How can additive conservation measures be financially incentivized on Western working lands?
Working with Colorado Cattlemen’s Agricultural Land Trust (CCALT), Alaina and I are exploring market-based models for ecosystem services to compensate landowners for their stewardship of wet meadows in Colorado’s Yampa Valley.
Often the idea of payment for ecosystem services (PES) conjures thoughts of the forest carbon offset market, protecting forests from development and extractive industries in exchange for carbon emissions abatement. While climate change from increasing global greenhouse gas emissions is a crisis demanding attention and solutions, the Western US faces additional environmental challenges such as water scarcity, fire susceptibility, erosion, and habitat loss.
Environmental credit trading involves market-like transactions where an amount of an environmental benefit being created is defined as a credit and its value is monetized and traded. Outside of carbon markets, these credits can cover a vast array of ecosystem services ranging from benefits to wetlands, streams, biodiversity, as well as water quality and quantity.
The fundamental question of our project: how do we build a market for stewardship of the wet meadows?
The low-cost, low-tech restoration techniques we are aiming to incentivize will not provide additional carbon sequestration, but rather improve habitat and reduce erosion. As we have worked through different ideas of wet meadow restoration funding mechanisms a few key themes have emerged through our discussions: local nature of the PES markets, buyers, and governance.

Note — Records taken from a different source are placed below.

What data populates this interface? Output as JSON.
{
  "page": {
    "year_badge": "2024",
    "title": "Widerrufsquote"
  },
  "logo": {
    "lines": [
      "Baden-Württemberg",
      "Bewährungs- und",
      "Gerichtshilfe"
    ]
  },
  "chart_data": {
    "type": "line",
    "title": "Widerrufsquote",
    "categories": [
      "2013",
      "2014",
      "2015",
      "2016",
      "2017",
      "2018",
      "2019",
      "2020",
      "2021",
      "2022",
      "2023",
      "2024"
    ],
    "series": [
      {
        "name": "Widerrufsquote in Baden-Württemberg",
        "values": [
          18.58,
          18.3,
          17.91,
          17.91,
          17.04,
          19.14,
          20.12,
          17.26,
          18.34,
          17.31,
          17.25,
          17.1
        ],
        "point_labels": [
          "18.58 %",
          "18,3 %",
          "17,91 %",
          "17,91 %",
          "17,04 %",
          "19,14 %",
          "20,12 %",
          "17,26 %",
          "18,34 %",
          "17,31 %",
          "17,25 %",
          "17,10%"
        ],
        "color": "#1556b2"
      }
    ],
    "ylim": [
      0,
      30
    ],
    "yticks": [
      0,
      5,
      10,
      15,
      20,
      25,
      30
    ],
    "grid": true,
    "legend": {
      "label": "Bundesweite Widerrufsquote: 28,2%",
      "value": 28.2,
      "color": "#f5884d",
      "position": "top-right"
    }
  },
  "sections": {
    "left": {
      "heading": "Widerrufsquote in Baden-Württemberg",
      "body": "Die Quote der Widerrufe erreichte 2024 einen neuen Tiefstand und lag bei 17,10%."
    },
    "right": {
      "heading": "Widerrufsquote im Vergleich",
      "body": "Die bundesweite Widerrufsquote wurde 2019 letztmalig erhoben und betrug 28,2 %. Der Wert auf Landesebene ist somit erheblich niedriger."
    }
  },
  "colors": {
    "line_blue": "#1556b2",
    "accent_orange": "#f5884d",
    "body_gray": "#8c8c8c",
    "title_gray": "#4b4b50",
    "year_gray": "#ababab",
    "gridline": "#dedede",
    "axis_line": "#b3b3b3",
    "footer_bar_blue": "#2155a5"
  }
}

Local nature of the PES market
The carbon market is a global market, a ton of carbon emissions or sequestration has an equal impact on the atmosphere regardless of location. However, many environmental credits involving an ecosystem benefit such as biodiversity are created through interventions to conserve, restore, or sustainably manage a local site. These indicators are often less applicable outside a regional context.
Therefore, these habitat/biodiversity credits are inherently localized and place-based, creating both challenges and opportunities in terms of market features.
PES markets address externalities not captured within our current economic system. The creation of these markets will initially be more impact driven rather than returns driven. Therefore, are there sources of risk-tolerant capital (public or philanthropic) willing to help establish the market?
Outside of regulations, local PES markets must appeal to local businesses, especially those who benefit either directly or indirectly from those ecosystem services. For example, a local brewery might be motivated to buy local watershed credits, understanding the link between local water quality and water as an ingredient for its beer. Or an outdoor recreation equipment company may be interested in “sage-grouse habitat” credits to promote quality wildlife habitat that is also crucial for thriving big game—elk, deer, and pronghorn—that are vital to the outdoor recreation.
How do businesses, nonprofit organizations, and local/state governments interact with each other in these local PES markets? One of the critical constraints of a local, smaller scale market is the capacity of ecosystem benefit verification and general administration. The cost of the verification cannot surpass the monetary value of the credit. What type of organization is best suited to facilitate the sale of credits? For example, would a county government have this capacity or a third-party nonprofit organization, unaffiliated with the land trusts/farmers selling the credits?
As we continue our research and collaboration with CCALT this spring, these are some of the critical questions we will engage with to inform our final report and recommendations.